Supporting our members

AVIDs membership network comprises of visitors groups and organisations who visit across the UK, as well as many individual members, who give their time to befriend and support people being held in immigration detention.

AVID provides training, information, advocacy support and resources to help visitor groups conduct their vital work.

Supporting Visitors Groups to increase their reach and capacity

The support that we provide to our members is underpinned by a relationship-centred approach. We build close working relationships with and amongst our members to reinforce the relationships at the heart of visiting. This is alongside a programme of:

Training

AVID develops and delivers a range of training for visitors on topical issues in detention, equipping them with the skills to support people in detention and to deal with the challenging situations they may encounter whilst visiting.

We deliver our own training, as well as working with expert partner organisations on our training programmes.

AVID's Core Training with JRSUK Detention Outreach Team, 2018

Advice and Support

We provide ongoing support, advice and information to both established visitors groups and those in the process of setting up and running new groups. Visitors groups contact us regularly and we meet every month via our Member Calls. We also make regular outreach visits and support groups to work together to share experiences and address common issues and challenges.

“AVID was really helpful to our group in setting up our new drop-in service for detainees...their involvement was crucial to the service finally being agreed with the detention centre.”

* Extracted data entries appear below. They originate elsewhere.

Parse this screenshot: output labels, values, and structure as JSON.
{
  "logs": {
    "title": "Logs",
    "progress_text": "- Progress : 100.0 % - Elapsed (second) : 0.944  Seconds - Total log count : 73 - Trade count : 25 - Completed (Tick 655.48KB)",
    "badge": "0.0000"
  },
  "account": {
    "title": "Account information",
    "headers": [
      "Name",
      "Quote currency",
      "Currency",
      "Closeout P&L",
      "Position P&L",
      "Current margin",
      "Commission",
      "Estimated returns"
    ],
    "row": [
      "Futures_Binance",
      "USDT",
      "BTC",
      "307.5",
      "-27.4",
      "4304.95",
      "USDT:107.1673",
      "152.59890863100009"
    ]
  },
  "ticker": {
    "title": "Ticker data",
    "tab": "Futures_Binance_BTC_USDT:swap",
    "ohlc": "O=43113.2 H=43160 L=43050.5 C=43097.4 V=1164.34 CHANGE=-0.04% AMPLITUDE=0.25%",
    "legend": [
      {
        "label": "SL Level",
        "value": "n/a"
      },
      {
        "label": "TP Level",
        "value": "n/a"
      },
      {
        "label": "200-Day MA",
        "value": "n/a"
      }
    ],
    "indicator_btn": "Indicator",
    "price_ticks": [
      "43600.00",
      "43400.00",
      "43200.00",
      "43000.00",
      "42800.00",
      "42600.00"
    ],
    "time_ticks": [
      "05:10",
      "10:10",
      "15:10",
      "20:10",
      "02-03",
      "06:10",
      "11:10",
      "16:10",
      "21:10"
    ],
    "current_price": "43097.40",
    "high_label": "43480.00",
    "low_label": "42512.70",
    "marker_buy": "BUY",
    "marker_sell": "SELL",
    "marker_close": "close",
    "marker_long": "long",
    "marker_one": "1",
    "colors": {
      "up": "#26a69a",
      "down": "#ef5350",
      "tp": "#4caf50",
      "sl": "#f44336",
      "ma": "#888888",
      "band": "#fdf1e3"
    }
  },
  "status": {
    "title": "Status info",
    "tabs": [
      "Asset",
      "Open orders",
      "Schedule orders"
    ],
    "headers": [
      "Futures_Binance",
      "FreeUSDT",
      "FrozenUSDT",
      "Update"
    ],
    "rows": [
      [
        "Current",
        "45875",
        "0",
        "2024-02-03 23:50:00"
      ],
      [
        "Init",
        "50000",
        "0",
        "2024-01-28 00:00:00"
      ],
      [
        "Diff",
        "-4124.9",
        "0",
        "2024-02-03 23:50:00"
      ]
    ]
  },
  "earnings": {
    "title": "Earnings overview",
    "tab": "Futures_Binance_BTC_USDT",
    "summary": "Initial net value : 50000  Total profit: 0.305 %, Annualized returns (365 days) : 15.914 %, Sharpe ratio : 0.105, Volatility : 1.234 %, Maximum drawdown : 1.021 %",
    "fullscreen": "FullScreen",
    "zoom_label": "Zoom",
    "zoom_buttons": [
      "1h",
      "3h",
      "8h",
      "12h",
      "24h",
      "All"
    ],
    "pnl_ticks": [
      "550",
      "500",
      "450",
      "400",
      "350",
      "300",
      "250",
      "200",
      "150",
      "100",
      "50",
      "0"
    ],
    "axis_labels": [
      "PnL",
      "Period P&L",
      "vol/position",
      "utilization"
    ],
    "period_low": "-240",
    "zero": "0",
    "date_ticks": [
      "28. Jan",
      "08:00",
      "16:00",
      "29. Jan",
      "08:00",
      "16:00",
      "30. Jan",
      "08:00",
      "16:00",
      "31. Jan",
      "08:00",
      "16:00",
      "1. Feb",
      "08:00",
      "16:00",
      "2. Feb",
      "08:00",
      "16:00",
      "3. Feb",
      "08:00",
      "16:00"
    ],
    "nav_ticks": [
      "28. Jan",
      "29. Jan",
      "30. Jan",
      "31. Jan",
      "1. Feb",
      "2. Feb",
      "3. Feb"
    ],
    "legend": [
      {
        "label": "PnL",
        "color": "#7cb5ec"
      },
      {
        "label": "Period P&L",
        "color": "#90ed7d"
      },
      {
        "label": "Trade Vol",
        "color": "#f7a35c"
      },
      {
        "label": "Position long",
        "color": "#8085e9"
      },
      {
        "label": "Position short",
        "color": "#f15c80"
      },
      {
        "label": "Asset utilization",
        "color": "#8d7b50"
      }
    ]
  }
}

Scottish Detainee Visitors, Glasgow

Information sharing and networking

We work to bring groups together to share ideas and information, network and work collaboratively on detention issues. This includes a range of events such as our annual Coordinators Conference, thematic deep dives and educational talks. This is underpinned by our Members Charter, the values which guide us and keep us connected to our longer term vision - a future without detention.

Advocacy & policy

AVID confronts the brutal injustice of immigration detention, exposing its inhumanity. Our advocacy fights for radical change, demanding justice for those currently detained and previously detained lived experiences.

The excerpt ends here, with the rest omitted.